Baroness Lawrence of Clarendon OBE. Anti-racism campaigner and Labour peer.

Doreen Lawrence, Baroness Lawrence of Clarendon, OBE, was born in Jamaica in 1952, she emigrated to England aged nine and completed her education in London before becoming a bank worker.

She is the mother of Stephen Lawrence, a British teenager who was murdered in a racist attack in South East London in 1993. She and Stephen’s father Neville Lawrence founded the Stephen Lawrence Charitable Trust in 1998 to promote a positive community legacy in their son’s name.

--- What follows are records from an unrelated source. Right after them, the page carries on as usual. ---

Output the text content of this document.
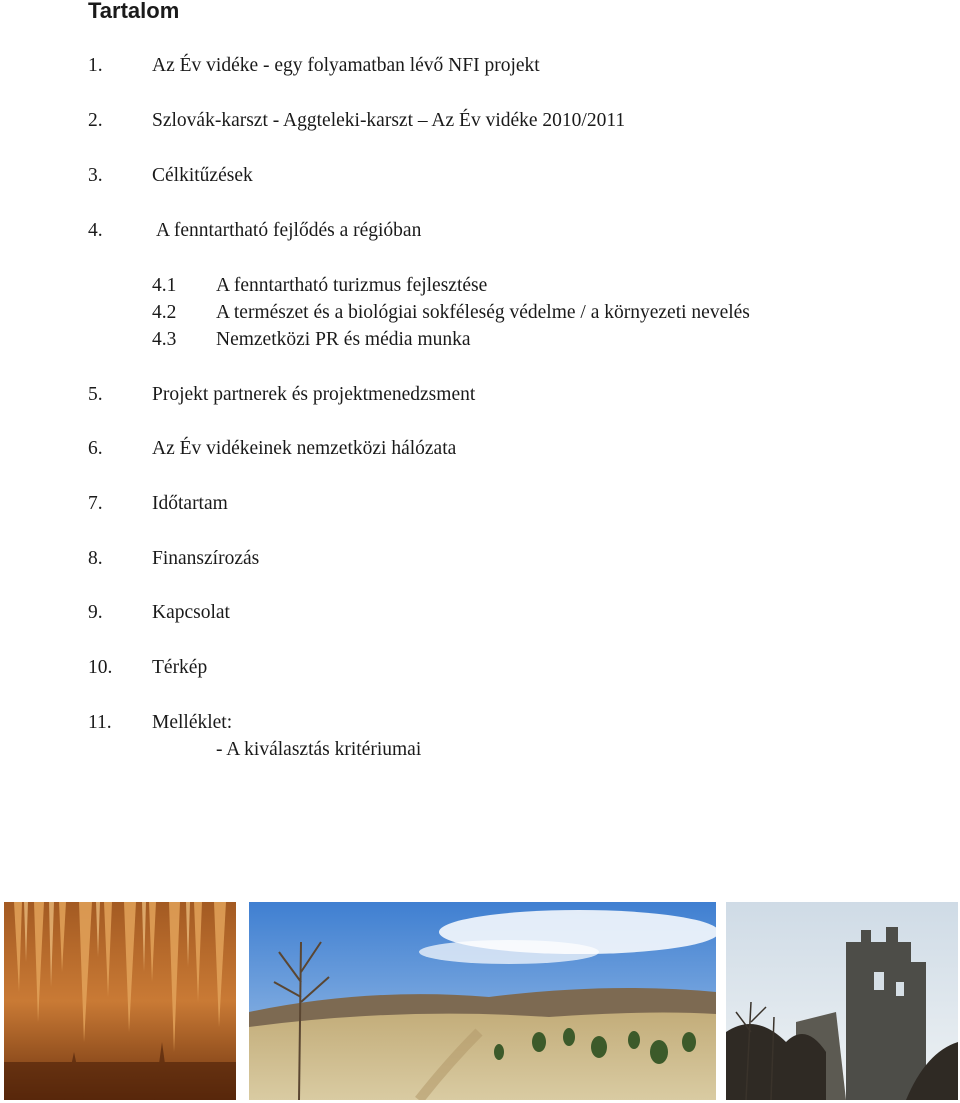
Tartalom
1.	Az Év vidéke - egy folyamatban lévő NFI projekt
2.	Szlovák-karszt - Aggteleki-karszt – Az Év vidéke 2010/2011
3.	Célkitűzések
4.	A fenntartható fejlődés a régióban
4.1 A fenntartható turizmus fejlesztése
4.2 A természet és a biológiai sokféleség védelme / a környezeti nevelés
4.3 Nemzetközi PR és média munka
5.	Projekt partnerek és projektmenedzsment
6.	Az Év vidékeinek nemzetközi hálózata
7.	Időtartam
8.	Finanszírozás
9.	Kapcsolat
10. Térkép
11. Melléklet:
- A kiválasztás kritériumai
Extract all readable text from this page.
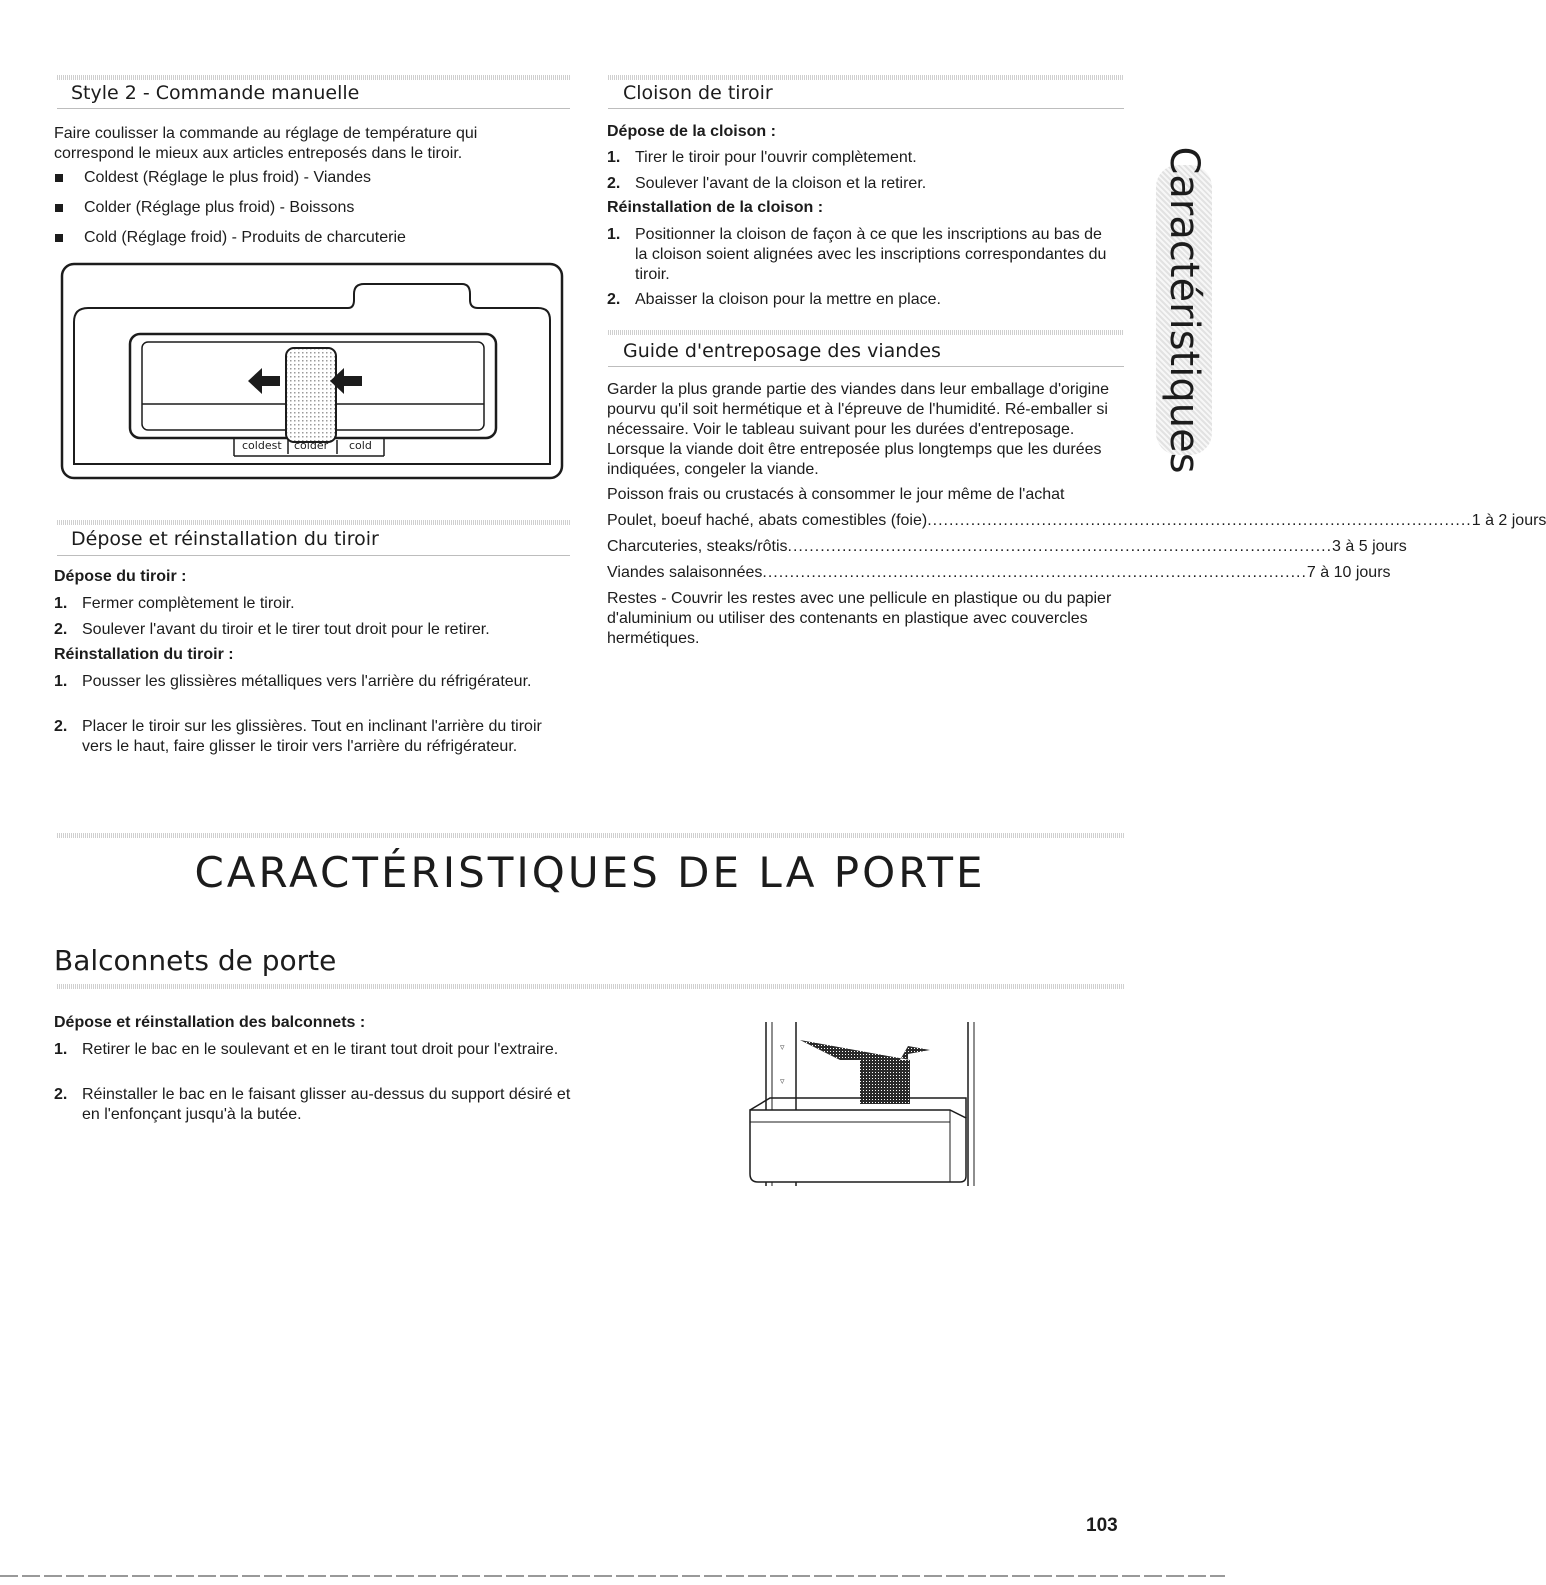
Style 2 - Commande manuelle

Faire coulisser la commande au réglage de température qui correspond le mieux aux articles entreposés dans le tiroir.

Coldest (Réglage le plus froid) - Viandes
Colder (Réglage plus froid) - Boissons
Cold (Réglage froid) - Produits de charcuterie
coldest colder cold
Dépose et réinstallation du tiroir
Dépose du tiroir :
1. Fermer complètement le tiroir.
2. Soulever l'avant du tiroir et le tirer tout droit pour le retirer.
Réinstallation du tiroir :
1. Pousser les glissières métalliques vers l'arrière du réfrigérateur.
2. Placer le tiroir sur les glissières. Tout en inclinant l'arrière du tiroir vers le haut, faire glisser le tiroir vers l'arrière du réfrigérateur.
Cloison de tiroir
Dépose de la cloison :
1. Tirer le tiroir pour l'ouvrir complètement.
2. Soulever l'avant de la cloison et la retirer.
Réinstallation de la cloison :
1. Positionner la cloison de façon à ce que les inscriptions au bas de la cloison soient alignées avec les inscriptions correspondantes du tiroir.
2. Abaisser la cloison pour la mettre en place.
Guide d'entreposage des viandes

Garder la plus grande partie des viandes dans leur emballage d'origine pourvu qu'il soit hermétique et à l'épreuve de l'humidité. Ré-emballer si nécessaire. Voir le tableau suivant pour les durées d'entreposage. Lorsque la viande doit être entreposée plus longtemps que les durées indiquées, congeler la viande.

Poisson frais ou crustacés à consommer le jour même de l'achat

Poulet, boeuf haché, abats comestibles (foie) .................................................................................................... 1 à 2 jours
Charcuteries, steaks/rôtis .................................................................................................... 3 à 5 jours
Viandes salaisonnées .................................................................................................... 7 à 10 jours

Restes - Couvrir les restes avec une pellicule en plastique ou du papier d'aluminium ou utiliser des contenants en plastique avec couvercles hermétiques.

Caractéristiques
CARACTÉRISTIQUES DE LA PORTE
Balconnets de porte
Dépose et réinstallation des balconnets :
1. Retirer le bac en le soulevant et en le tirant tout droit pour l'extraire.
2. Réinstaller le bac en le faisant glisser au-dessus du support désiré et en l'enfonçant jusqu'à la butée.
▿
▿
103
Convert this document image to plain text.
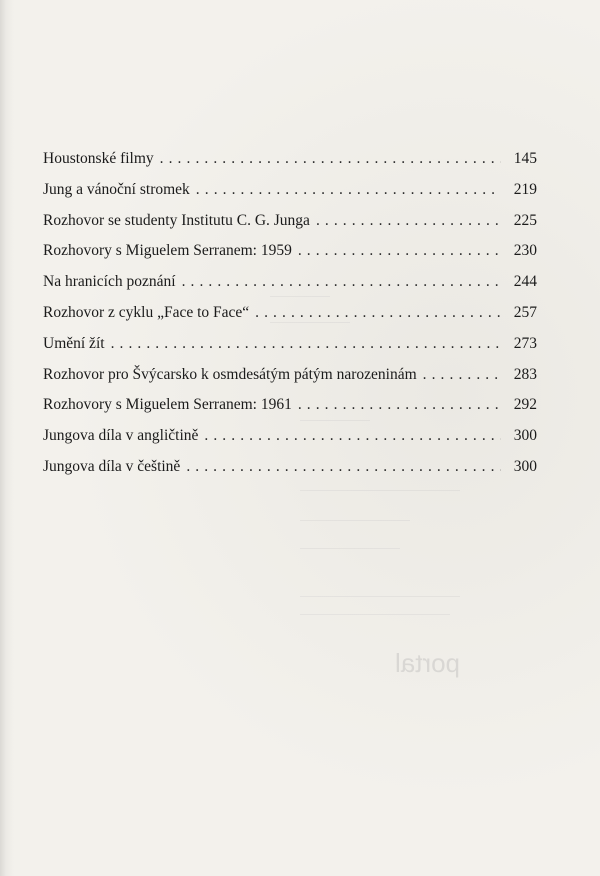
portal
Houstonské filmy . . .	145
Jung a vánoční stromek . . .	219
Rozhovor se studenty Institutu C. G. Junga . . .	225
Rozhovory s Miguelem Serranem: 1959 . . .	230
Na hranicích poznání . . .	244
Rozhovor z cyklu „Face to Face“ . . .	257
Umění žít . . .	273
Rozhovor pro Švýcarsko k osmdesátým pátým narozeninám . . .	283
Rozhovory s Miguelem Serranem: 1961 . . .	292
Jungova díla v angličtině . . .	300
Jungova díla v češtině . . .	300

In 1999, after years of campaigning by the Lawrence family, a wide-ranging judicial inquiry was established to investigate the circumstances of Stephen’s death. It concluded that the Metropolitan Police was institutionally racist, one of the primary causes of their failure to solve the Stephen Lawrence case.

In the aftermath of the inquiry, Doreen Lawrence continued to campaign for justice for her son as well as for other victims of racist crime.

In 2003 she was awarded the OBE for services to community relations, and was made a life peer in 2013. She has been selected to sit on panels within the Home Office and the Police Service and is a member of both the board and the council of the organisation Liberty and patron of hate crime charity, Stop Hate UK.